SHRS dean installed as distinguished service prof

brubakerClifford E. Brubaker, dean of the School of Health and Rehabilitation Sciences (SHRS), was installed as distinguished service professor of health and rehabilitation sciences and delivered a provost’s inaugural lecture April 23 in Posvar Hall.

Provost Patricia E. Beeson credited him with transforming what had been the youngest and smallest of Pitt’s schools into a “world-recognized powerhouse of research and education in the health related professions.”

Brubaker’s “forward thinking and passion for advancing technology as related to disability has also led to an explosion of research in the School of Health and Rehabilitation Sciences,” Beeson said, noting that under Brubaker, annual research funding for the school has increased from less than $200,000 to more than $23 million a year.

Brubaker will retire as dean on June 30, exactly 24 years after his start at Pitt on July 1,1991. In his talk he outlined his career — from graduate school and a faculty position at Oregon, to the University of Virginia and then to Pitt — and traced SHRS’s growth from the tiny School of Health Related Professions to SHRS, which today is Pitt’s fourth-largest school.

The school had about 300 students in five departments when Brubaker arrived here. Today, enrollment is nearly 1,500. Research support is $23.4 million to date this fiscal year, Brubaker said, with 34 percent coming from the Department of Defense, something the dean said he “never would have anticipated.”

SHRS developed the first undergraduate degree program and the first PhD program in rehabilitation science, Brubaker said, adding that USA Today ranks Pitt and SHRS No. 1 in its 10 best U.S. colleges in which to study health professions.

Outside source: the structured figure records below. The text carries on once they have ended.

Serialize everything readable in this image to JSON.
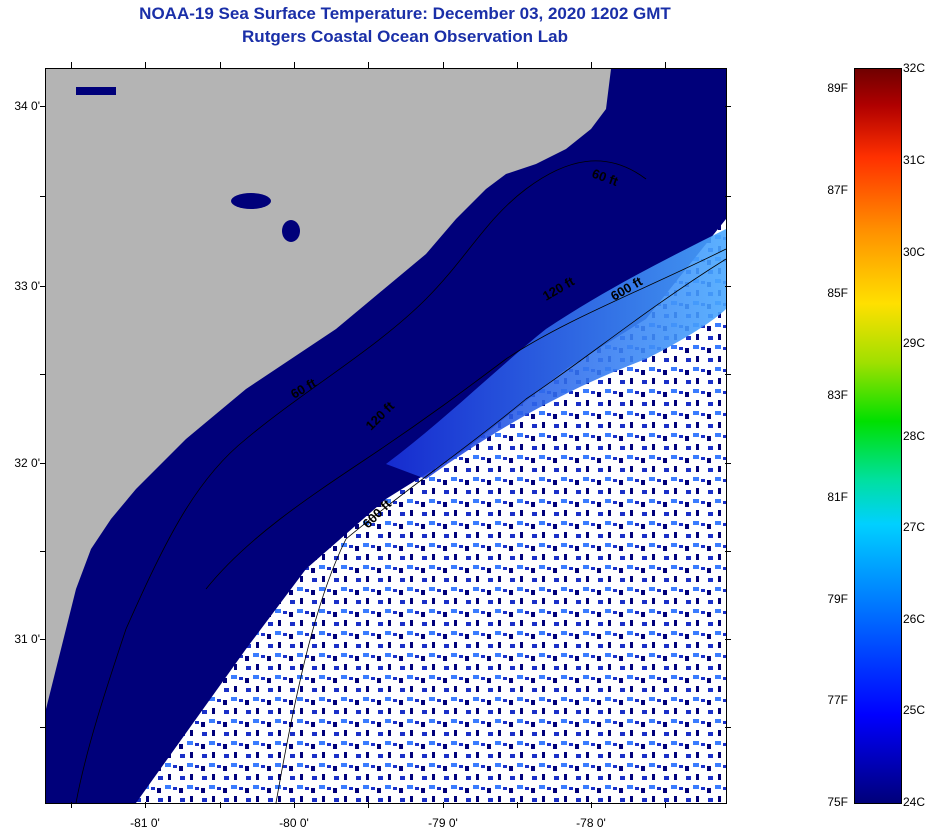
{
  "title": {
    "line1": "NOAA-19 Sea Surface Temperature:  December 03, 2020 1202 GMT",
    "line2": "Rutgers Coastal Ocean Observation Lab"
  },
  "map": {
    "lat_labels": [
      "34 0'",
      "33 0'",
      "32 0'",
      "31 0'"
    ],
    "lon_labels": [
      "-81 0'",
      "-80 0'",
      "-79 0'",
      "-78 0'"
    ],
    "contours": [
      "60 ft",
      "120 ft",
      "600 ft",
      "60 ft",
      "120 ft",
      "600 ft"
    ],
    "colors": {
      "land": "#b4b4b4",
      "ocean_cold": "#00007a",
      "ocean_mid": "#1830e0",
      "ocean_warm": "#3a8cff",
      "cloud": "#ffffff"
    }
  },
  "colorbar": {
    "fahrenheit": [
      "89F",
      "87F",
      "85F",
      "83F",
      "81F",
      "79F",
      "77F",
      "75F"
    ],
    "celsius": [
      "32C",
      "31C",
      "30C",
      "29C",
      "28C",
      "27C",
      "26C",
      "25C",
      "24C"
    ]
  }
}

Brubaker said 24 years as dean was a long time, and went quickly.

He closed with an “insightful” assessment of quality attributed to the late Alec Stewart, founding dean of the University Honors College: “Quality is based on attainment. Absolute quality results from absolute attainment. A quest for quality is inconsistent with a policy of equal treatment. Treatment and distribution of resources must be consistent with opportunity and need.”

“That’s a reality,” Brubaker said. While people often believe in homogeneity, “That’s not how it works. That’s not how you advance.”